Le président de la Pakistan Virtual Assets Regulatory Authority (PVARA), Bilal bin Saqib, a appelé à la poursuite des discussions sur les actifs numériques en vertu de la loi islamique. Sa déclaration a fait suite à une réunion avec l'érudit Mufti Taqi Usmani le 11 juillet. Saqib a déclaré que les deux parties partageaient un objectif commun : protéger les Pakistanais contre la fraude, l'exploitation et les préjudices financiers.
Dans sa déclaration publique, Saqib a affirmé que la blockchain, les stablecoins, les actifs du monde réel tokenisés et d'autres actifs numériques couvrent différentes technologies et utilisations. Il a déclaré qu'ils nécessitent « une évaluation technique minutieuse ainsi qu'un examen rigoureux de la charia » au lieu d'un jugement général. Il a également appelé à un engagement accru entre les universitaires, les régulateurs et les spécialistes de l'industrie.
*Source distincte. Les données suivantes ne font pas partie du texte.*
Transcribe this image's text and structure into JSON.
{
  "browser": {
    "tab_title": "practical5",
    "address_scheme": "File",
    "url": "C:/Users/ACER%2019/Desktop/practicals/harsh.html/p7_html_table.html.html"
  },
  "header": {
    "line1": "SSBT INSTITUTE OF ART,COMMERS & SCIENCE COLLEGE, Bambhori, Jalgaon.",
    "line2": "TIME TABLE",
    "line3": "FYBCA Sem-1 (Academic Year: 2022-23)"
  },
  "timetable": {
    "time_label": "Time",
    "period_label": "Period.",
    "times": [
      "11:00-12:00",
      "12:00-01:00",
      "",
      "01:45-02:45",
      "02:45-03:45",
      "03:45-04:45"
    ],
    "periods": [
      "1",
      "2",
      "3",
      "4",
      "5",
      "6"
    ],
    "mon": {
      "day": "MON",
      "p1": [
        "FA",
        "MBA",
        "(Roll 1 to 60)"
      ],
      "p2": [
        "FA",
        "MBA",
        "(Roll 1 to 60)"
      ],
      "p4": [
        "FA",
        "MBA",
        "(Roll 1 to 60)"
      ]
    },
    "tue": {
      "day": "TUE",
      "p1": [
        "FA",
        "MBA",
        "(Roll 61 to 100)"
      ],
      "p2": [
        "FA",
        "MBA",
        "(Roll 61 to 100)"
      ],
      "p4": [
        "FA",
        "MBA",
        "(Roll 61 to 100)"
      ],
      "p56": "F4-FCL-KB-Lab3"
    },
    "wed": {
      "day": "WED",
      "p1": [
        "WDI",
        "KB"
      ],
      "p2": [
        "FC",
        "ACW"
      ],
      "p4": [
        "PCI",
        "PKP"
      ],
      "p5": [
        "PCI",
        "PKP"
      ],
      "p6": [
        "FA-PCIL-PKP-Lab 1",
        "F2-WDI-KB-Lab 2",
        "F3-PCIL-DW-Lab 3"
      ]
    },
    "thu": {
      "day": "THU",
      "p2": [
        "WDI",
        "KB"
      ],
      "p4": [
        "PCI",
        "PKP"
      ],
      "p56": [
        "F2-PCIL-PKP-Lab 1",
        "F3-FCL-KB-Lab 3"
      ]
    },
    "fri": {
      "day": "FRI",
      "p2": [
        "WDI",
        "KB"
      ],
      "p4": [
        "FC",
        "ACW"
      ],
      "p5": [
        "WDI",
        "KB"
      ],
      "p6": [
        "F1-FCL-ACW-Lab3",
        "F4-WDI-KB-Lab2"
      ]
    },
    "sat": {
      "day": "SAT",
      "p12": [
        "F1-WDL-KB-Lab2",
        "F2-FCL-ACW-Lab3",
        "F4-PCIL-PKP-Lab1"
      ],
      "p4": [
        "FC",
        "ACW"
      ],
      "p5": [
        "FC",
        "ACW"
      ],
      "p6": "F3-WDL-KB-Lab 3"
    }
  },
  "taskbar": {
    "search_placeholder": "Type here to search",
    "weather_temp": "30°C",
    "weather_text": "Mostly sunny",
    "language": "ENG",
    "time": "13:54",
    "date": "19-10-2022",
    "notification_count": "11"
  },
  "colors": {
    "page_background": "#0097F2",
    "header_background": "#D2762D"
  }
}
La réunion a fait suite à une décision juridique islamique émise par Darul Ifta à Jamia Darul Uloom Karachi. Le Mufti Usmani et cinq autres érudits ont signé la décision, datée du 10 juin 2026. Elle stipule que les achats effectués avec des cryptomonnaies, y compris l'USDT, n'étaient pas autorisés selon leur interprétation de la loi islamique.
Selon le rapport de Dawn, les universitaires ont déclaré que les recherches actuelles n'établissaient pas la cryptomonnaie comme une propriété ou une richesse reconnue. La décision la décrit comme « un simple enregistrement de nombres fictifs dans un compte ». Saqib n'a pas directement rejeté cette conclusion. Il a plutôt demandé des examens distincts pour différentes catégories d'actifs numériques.
Cet échange intervient alors que le Pakistan avance vers un secteur réglementé des actifs virtuels. La loi sur les actifs virtuels de 2026 a créé la PVARA en tant qu'organisme responsable de l'octroi de licences et de la supervision des fournisseurs de services d'actifs virtuels. La PVARA a également lancé une consultation publique sur les règles couvrant les bourses, les dépositaires, les courtiers, les émetteurs de jetons et d'autres fournisseurs.
Le 15 avril, la Banque d'État du Pakistan a autorisé les banques à ouvrir des comptes pour les entreprises agréées par la PVARA. La circulaire de la banque centrale exige que les banques vérifient les licences, effectuent une diligence raisonnable, surveillent les comptes et séparent l'argent des clients des fonds de l'entreprise. Les banques ne peuvent pas utiliser leurs propres capitaux ou les dépôts de leurs clients pour échanger ou détenir des actifs virtuels.
Un rapport précédent montre que cette politique a mis fin à une restriction de huit ans sur les services bancaires pour les entreprises de cryptographie réglementées. Le rapport indique que les banques doivent toujours respecter les règles de change, de lutte contre le blanchiment d'argent et le financement du terrorisme. Toute activité suspecte doit être signalée à l'Unité de surveillance financière du Pakistan.
Le Pakistan a également exploré les stablecoins et les actifs tokenisés par le biais d'accords avec des entreprises internationales. En décembre 2025, le gouvernement a signé un accord non contraignant avec Binance pour étudier la tokenisation de jusqu'à 2 milliards de dollars d'actifs de l'État. La couverture de Crypto.news a lié ce plan aux obligations d'État, aux bons du Trésor et aux réserves de matières premières.
Un accord distinct en janvier 2026 portait sur l'étude de l'utilisation du stablecoin USD1 pour les paiements transfrontaliers. Crypto.news a rapporté que ce travail impliquerait le ministère des Finances et la banque centrale du Pakistan. Ces projets restent soumis à la réglementation, à l'examen technique et à l'approbation formelle.
Le litige sur les paiements en cryptomonnaie ajoute désormais un examen religieux au processus réglementaire du Pakistan. La PVARA n'a annoncé aucun changement aux règles d'octroi de licences après la réunion. La déclaration de Saqib laisse la discussion ouverte pendant que le régulateur continue d'élaborer les normes d'exploitation. La décision n'a pas modifié les règles d'octroi de licences de l'État, tandis que les entreprises agréées restaient liées par la loi sur les actifs virtuels et les contrôles de la banque centrale.